If only there were a way to write your code using a uniform tree syntax in the first place...

>It's cool, but it has some major downsides too. For example, MPS stores the source as XML, not text (since it isn't text, it's a tree). This makes lots of basic tools we've taken for granted a lot harder, such as git merging etc. They've had to make a custom mergetool just to make basic collaborative coding feasible.

Doesn't solving this just require a text-to-AST, AST-to-text input and output step?

Anyplace outside the editor the programmer just sees regular text.

The issue with this is that operations on text don't necessarily preserve a valid AST. Doing `git merge` on the plain text of a source file may result in invalid code, at which point you have other annoying questions to answer about how to handle text that doesn't parse into a valid AST.
It would be nice to have a VCS that could work on the native MPS data structures.

Text is probably the next biggest mistake in programmer productivity after null.

But why? Tools can parse text just fine, and create its MPS structures in the background to do whatever it needs. Why expose this to the programmer?
Rich structured editors free one from text and are able to encode other information that is not currently recorded in text formats. Directly operating on structures would free languages from parsing, correctness checking and compiling could occur at every semantically correct operation.

With a rich structure editor that can do merges, the undo history of edit and refactor operations could be persisted and merged into the VCS. Currently this isn't possible. Text is a projection for the page and a lowest common format.

Directly operating on structures would free languages from parsing, correctness checking and compiling could occur at every semantically correct operation.

Directly operating on structures would mean that you'd have to write an editor, which had to enforce correctness as well. And then you'd have to write a generator to save those structures in some kind of format that could be written to a file and passed around, and a parser to read such format. And check for correctness again, since who knows what generated that file.

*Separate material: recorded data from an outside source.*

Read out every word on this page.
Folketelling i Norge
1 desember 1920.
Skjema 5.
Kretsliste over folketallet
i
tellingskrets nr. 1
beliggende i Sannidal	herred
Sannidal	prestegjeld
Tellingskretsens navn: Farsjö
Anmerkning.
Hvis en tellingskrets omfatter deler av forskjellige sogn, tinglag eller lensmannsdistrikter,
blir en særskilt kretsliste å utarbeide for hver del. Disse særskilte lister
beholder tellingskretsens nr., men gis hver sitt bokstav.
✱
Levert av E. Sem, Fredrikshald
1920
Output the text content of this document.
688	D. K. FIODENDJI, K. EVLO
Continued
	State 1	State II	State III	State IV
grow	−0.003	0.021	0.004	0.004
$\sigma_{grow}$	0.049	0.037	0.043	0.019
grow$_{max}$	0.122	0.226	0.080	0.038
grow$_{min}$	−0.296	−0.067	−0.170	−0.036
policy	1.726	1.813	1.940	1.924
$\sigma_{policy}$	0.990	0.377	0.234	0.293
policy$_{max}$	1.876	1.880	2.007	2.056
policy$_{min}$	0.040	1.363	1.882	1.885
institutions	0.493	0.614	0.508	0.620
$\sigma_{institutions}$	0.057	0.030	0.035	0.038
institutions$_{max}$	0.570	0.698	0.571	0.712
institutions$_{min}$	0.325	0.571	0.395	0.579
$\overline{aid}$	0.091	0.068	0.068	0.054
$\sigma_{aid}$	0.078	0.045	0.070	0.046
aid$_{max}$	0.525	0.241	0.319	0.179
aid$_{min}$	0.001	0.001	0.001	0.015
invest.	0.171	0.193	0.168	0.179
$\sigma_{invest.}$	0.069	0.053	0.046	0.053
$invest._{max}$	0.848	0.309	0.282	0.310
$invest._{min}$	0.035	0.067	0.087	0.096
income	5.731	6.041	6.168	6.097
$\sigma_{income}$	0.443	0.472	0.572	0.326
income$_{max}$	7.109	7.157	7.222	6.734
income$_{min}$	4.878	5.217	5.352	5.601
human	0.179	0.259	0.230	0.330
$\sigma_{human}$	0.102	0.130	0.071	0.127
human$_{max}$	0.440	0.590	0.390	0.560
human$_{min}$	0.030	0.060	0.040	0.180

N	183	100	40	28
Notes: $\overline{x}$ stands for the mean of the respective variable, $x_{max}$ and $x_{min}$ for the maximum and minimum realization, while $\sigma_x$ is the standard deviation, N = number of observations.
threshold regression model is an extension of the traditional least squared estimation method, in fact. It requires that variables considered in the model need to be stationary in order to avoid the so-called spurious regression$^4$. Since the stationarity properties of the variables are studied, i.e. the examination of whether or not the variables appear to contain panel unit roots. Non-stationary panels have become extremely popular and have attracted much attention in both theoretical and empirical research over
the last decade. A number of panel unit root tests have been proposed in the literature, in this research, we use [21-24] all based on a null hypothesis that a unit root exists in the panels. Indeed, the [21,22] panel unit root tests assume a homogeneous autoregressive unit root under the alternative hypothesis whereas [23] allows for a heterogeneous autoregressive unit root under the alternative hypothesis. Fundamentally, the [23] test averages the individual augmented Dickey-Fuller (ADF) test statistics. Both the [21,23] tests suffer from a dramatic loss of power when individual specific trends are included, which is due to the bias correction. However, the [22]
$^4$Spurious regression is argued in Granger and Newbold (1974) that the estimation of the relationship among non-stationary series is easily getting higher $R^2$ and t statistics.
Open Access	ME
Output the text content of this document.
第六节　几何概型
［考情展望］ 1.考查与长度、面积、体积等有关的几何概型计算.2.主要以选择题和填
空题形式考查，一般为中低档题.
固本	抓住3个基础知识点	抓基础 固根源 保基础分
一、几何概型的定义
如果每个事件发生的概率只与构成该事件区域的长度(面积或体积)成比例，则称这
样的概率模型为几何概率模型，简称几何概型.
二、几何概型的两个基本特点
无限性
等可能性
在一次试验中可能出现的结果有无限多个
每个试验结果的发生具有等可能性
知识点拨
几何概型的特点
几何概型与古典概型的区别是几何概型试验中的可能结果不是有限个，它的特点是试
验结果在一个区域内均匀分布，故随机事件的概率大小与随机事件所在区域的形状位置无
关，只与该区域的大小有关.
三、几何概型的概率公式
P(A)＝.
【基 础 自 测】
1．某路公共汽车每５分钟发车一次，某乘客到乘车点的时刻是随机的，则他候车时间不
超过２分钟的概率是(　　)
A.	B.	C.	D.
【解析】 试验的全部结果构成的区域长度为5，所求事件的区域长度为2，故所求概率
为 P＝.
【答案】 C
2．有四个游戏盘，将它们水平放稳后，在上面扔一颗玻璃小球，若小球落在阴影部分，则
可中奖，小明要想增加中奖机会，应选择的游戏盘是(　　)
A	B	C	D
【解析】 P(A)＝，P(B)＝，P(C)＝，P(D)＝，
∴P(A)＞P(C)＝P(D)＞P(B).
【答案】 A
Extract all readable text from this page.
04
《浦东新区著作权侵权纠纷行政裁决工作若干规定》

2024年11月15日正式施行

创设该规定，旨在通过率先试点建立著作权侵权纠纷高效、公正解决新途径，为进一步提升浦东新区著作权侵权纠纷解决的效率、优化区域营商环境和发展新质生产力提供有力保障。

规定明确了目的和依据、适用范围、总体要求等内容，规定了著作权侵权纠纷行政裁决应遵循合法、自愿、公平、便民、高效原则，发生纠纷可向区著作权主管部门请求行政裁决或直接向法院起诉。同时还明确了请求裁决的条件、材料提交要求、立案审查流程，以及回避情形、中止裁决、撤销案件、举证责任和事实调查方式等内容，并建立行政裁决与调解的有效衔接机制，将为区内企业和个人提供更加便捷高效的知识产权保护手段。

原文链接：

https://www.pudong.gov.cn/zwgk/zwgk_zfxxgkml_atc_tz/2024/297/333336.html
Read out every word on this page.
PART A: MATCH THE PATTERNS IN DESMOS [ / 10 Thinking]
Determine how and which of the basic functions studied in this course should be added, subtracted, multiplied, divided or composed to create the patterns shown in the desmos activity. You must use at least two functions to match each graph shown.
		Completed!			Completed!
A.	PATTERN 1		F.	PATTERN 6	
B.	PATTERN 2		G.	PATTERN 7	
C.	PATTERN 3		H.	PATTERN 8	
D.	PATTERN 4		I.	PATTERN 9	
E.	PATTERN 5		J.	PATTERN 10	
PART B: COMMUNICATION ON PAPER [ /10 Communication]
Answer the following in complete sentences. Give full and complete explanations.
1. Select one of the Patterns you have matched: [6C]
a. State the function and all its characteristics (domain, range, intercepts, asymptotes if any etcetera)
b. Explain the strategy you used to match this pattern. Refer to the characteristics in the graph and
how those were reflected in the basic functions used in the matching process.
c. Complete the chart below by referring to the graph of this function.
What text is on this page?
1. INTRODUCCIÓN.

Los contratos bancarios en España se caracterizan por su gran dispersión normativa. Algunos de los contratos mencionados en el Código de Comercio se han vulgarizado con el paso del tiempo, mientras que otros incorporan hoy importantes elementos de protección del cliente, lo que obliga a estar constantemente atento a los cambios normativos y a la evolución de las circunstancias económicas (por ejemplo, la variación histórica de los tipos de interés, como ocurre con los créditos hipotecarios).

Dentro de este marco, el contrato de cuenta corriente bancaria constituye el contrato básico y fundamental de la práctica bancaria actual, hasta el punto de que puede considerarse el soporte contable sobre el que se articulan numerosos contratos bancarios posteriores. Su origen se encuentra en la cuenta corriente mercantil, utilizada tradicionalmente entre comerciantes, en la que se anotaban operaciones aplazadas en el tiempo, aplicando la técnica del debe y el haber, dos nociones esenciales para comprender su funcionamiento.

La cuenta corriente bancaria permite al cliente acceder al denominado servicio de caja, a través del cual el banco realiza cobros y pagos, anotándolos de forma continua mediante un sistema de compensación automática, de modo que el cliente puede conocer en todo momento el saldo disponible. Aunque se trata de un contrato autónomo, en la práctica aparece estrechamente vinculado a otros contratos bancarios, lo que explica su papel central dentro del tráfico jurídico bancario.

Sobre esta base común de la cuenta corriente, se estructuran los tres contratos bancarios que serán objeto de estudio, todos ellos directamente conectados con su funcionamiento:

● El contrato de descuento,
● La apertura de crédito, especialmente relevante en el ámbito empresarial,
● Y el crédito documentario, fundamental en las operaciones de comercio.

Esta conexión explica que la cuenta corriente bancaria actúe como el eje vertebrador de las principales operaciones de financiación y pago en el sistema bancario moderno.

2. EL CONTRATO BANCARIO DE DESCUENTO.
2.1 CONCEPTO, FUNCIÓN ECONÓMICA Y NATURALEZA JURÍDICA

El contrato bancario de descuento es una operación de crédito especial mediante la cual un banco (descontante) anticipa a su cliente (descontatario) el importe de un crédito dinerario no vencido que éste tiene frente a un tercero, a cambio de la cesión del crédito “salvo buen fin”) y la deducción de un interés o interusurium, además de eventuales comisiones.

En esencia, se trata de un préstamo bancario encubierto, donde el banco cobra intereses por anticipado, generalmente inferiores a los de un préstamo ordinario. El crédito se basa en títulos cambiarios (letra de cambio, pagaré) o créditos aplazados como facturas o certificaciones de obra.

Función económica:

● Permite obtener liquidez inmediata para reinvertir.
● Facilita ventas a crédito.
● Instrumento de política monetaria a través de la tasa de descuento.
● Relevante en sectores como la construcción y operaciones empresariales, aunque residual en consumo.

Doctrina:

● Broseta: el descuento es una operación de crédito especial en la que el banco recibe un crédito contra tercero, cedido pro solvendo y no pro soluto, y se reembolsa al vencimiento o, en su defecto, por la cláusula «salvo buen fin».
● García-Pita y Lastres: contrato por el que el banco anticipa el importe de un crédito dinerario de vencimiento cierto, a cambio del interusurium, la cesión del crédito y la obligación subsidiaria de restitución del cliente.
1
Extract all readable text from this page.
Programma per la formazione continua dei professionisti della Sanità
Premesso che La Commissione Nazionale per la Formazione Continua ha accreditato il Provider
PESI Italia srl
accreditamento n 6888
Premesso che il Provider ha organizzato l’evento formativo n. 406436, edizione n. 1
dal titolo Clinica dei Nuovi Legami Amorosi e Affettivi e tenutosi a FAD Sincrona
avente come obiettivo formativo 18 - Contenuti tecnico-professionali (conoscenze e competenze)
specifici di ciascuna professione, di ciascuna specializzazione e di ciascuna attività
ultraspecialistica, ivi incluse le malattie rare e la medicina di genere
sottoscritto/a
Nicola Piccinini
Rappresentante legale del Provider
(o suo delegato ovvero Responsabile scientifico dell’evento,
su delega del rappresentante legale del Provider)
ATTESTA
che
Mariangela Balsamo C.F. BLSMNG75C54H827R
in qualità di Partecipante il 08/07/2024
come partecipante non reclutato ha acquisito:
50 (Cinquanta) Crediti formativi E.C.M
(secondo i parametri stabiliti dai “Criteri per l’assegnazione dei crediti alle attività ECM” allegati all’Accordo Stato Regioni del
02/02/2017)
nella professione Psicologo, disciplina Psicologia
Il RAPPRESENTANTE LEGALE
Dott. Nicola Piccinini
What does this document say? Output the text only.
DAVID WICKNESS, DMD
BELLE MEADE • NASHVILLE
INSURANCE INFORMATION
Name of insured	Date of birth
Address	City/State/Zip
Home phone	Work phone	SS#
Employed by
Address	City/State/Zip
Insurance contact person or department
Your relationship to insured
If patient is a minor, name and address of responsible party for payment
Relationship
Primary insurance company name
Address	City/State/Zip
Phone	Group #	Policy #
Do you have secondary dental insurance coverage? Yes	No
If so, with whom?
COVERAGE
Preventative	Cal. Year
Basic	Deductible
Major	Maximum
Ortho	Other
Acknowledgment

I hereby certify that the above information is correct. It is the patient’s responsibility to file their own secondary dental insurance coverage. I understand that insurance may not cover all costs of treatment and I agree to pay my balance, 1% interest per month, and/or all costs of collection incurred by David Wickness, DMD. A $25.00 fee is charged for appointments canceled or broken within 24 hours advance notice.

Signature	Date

As for constant compilation, that already exists, many IDEs have it. That's because parsing text is not actually hard, the other stages are.

With a rich structure editor that can do merges, the undo history of edit and refactor operations could be persisted and merged into the VCS. Currently this isn't possible.

Of course it is, you could write a plugin for any IDE that would record edits and refactor operations and save those in or alongside the text (much like they've have to be save alongside the AST). Of course, that doesn't help if the user does a manual refactor, but that's no different than they choosing a node in the rich editor, deleting it, then manually recreating it in its refactored form.

Instead of retrofitting a structured format on top of the current text centric world, can we imagine if a structure centric world would be better? A large number of tools would exist to operate semantically on the same structured format, including editors, versioning systems, grep, etc. Diffs and merges would work better. Languages would define the syntax in terms of a tree input instead of text input, and so on.
We could, I'm just not convinced it would actually be better than text. Parsing is not a difficult problem.
I thought about this a while ago, it would be nice if you could have all code stored as the AST and the formatting handled on ingestion/export.

It would finally settle the formatting arguments and all the tooling would be able to leverage each others projects.

Even PHP has an internal AST representation these days.

Take a look at smalltalk where you edit the live in-memory objects directly.